At the Wieliczka Salt Mine, you can improve your health just taking a walk and admiring the breathtaking St Kinga’s Underground Chapel with its illustrious chandeliers.
Due to reduced tourist traffic resulting from the COVID-19 pandemic, the mine’s administration had plenty of time on their hands to improve the safety of the walkways and other areas of the mine.
The maintenance works will surely give tourists peace of mind and encourage them to venture into the underworld of wonder and master artisanship.
The Wieliczka Salt Mine, an official UNESCO World Heritage Site, owes its glorious history to mother nature as it was in Neolithic times that sodium chloride (table salt) was produced there from the upwelling brine.
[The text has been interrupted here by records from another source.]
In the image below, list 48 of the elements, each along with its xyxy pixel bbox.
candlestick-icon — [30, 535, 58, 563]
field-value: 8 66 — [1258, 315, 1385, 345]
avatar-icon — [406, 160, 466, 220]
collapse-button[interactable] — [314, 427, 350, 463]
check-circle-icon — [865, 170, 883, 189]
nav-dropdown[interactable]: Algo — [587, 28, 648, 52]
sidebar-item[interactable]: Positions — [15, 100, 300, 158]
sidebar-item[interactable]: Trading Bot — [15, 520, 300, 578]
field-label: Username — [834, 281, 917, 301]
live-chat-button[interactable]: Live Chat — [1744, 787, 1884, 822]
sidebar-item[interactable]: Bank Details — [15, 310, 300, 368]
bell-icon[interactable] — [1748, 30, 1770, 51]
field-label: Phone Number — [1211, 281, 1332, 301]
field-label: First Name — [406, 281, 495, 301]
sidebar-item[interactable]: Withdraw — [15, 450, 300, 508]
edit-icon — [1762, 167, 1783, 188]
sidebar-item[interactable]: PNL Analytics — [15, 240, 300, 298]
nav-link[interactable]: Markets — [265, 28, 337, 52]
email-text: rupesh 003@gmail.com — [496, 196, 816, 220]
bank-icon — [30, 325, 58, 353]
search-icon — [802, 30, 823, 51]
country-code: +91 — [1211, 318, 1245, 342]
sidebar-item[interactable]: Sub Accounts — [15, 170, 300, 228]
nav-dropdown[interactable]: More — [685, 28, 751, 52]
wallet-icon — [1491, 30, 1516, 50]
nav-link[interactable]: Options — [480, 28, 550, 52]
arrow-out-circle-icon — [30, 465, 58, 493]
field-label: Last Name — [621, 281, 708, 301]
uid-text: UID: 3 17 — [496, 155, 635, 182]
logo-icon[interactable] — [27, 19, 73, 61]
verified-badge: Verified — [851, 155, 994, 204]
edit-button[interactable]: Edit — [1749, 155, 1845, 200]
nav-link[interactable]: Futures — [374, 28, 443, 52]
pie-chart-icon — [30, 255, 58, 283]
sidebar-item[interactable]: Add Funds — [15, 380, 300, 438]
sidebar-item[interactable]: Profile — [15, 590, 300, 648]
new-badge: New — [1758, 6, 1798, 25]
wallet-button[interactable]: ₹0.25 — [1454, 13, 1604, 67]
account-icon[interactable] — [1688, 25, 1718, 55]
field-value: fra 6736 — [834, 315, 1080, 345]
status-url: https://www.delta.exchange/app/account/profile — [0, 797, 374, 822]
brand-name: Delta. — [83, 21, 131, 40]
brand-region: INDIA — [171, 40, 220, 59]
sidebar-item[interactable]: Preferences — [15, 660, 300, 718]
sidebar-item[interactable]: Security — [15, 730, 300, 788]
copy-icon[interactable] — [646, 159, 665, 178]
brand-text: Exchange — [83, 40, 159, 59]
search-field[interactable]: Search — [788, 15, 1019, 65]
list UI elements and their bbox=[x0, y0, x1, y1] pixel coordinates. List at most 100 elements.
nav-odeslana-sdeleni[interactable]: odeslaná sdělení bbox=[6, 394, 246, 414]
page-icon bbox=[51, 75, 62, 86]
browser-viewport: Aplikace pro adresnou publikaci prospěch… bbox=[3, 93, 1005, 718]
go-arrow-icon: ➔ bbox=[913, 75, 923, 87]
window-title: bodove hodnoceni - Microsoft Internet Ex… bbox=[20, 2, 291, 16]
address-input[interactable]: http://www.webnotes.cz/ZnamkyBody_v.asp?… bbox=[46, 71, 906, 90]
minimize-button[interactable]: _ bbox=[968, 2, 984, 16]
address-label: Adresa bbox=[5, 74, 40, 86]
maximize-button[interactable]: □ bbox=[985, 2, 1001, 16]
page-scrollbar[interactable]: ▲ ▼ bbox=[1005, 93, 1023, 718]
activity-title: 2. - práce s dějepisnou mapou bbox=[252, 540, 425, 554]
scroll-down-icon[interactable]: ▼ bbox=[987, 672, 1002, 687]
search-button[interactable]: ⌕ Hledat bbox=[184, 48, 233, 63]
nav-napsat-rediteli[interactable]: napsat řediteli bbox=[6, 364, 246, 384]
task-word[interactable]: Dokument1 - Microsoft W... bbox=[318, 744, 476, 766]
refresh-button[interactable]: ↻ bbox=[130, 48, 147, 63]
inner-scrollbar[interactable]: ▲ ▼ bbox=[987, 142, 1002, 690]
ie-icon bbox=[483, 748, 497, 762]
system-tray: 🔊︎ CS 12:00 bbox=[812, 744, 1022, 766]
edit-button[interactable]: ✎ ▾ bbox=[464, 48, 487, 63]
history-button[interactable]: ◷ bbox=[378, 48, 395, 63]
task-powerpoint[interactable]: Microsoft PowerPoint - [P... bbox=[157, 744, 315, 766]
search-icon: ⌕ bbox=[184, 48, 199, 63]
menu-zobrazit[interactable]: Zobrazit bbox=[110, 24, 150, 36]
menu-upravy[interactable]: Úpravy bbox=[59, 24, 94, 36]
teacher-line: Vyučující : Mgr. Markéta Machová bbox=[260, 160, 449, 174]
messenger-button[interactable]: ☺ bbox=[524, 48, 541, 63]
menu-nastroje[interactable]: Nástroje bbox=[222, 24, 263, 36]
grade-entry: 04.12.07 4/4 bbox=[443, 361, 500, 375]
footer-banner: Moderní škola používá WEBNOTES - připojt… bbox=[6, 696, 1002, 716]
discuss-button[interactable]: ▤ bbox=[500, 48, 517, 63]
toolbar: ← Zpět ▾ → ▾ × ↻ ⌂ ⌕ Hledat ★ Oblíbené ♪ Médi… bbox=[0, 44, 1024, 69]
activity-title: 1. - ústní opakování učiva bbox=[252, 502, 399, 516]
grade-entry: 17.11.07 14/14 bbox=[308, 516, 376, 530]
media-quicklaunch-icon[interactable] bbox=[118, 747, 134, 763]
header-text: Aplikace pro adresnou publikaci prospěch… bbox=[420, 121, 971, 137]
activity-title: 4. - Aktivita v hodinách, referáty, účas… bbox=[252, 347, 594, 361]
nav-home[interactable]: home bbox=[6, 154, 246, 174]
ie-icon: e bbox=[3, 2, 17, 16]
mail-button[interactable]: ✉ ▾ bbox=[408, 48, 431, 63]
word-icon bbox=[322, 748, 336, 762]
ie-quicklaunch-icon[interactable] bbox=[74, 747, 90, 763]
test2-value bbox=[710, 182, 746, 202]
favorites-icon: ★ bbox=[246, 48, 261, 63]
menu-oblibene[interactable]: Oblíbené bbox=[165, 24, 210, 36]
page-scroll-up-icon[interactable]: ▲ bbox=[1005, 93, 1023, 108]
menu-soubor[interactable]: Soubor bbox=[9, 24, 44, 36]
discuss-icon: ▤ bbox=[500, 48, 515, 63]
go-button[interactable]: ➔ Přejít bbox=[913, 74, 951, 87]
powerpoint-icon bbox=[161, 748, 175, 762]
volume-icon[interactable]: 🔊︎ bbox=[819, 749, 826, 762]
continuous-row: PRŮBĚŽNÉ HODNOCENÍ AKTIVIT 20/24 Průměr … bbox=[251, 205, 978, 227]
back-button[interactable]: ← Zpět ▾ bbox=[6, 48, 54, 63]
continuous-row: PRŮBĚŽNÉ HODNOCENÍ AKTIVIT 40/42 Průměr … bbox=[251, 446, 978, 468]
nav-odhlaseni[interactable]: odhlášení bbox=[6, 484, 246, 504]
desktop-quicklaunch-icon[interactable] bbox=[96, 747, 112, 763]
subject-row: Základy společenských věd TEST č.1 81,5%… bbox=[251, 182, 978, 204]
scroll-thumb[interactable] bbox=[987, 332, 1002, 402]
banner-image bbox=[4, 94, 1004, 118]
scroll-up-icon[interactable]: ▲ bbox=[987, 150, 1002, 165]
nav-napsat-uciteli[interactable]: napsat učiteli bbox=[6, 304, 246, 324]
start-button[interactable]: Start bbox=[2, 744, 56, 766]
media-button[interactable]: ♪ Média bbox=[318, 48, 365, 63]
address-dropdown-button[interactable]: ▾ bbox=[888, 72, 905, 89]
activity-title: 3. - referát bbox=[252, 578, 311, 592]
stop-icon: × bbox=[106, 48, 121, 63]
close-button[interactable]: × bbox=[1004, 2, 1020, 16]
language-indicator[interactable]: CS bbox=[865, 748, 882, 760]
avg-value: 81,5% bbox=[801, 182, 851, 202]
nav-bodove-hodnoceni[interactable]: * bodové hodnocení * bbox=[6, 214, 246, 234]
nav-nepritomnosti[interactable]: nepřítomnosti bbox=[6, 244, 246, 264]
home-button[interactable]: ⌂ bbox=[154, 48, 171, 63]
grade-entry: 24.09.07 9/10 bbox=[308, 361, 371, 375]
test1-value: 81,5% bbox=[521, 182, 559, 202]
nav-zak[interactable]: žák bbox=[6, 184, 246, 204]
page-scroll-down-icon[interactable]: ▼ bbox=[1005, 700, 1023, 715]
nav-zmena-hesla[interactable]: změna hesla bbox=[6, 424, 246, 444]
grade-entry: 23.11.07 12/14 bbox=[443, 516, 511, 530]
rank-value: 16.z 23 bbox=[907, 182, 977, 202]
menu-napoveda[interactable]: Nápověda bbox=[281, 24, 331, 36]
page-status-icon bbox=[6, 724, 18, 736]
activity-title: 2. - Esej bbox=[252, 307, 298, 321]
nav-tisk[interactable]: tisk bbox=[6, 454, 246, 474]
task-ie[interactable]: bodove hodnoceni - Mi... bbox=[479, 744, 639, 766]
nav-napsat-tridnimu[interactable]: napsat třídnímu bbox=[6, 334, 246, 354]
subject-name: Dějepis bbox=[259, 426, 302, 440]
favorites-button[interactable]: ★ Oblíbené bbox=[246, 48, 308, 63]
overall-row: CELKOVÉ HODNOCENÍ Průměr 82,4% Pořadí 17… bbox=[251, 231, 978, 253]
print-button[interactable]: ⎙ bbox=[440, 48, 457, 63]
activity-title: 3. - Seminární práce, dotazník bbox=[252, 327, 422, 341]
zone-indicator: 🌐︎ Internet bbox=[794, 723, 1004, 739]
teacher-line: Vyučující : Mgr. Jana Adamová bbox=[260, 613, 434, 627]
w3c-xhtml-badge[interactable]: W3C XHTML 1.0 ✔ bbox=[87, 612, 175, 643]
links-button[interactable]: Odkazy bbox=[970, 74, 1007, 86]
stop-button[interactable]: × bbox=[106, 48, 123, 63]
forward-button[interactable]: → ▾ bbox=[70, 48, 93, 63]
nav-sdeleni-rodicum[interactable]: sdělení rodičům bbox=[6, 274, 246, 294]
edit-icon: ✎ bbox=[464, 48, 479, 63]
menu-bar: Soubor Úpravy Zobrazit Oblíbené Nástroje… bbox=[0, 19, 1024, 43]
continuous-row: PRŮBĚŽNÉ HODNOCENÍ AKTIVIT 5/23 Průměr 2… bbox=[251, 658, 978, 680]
Excavated from the 13th century, the mine produced table salt continuously until 2007, as one of the world's oldest operating salt mines. Throughout its history, the royal salt mine was operated by the Żupy Krakowskie (Kraków Salt Mines) company.
Due to falling salt prices and mine flooding, commercial salt mining was discontinued in 1996.
The Wieliczka Salt Mine is now an official Polish Historic Monument. Its attractions include the shafts and labyrinthine passageways, displays of historic salt-mining technology, an underground lake, four chapels and numerous statues carved by miners out of the rock salt, and more recent sculptures by contemporary artists.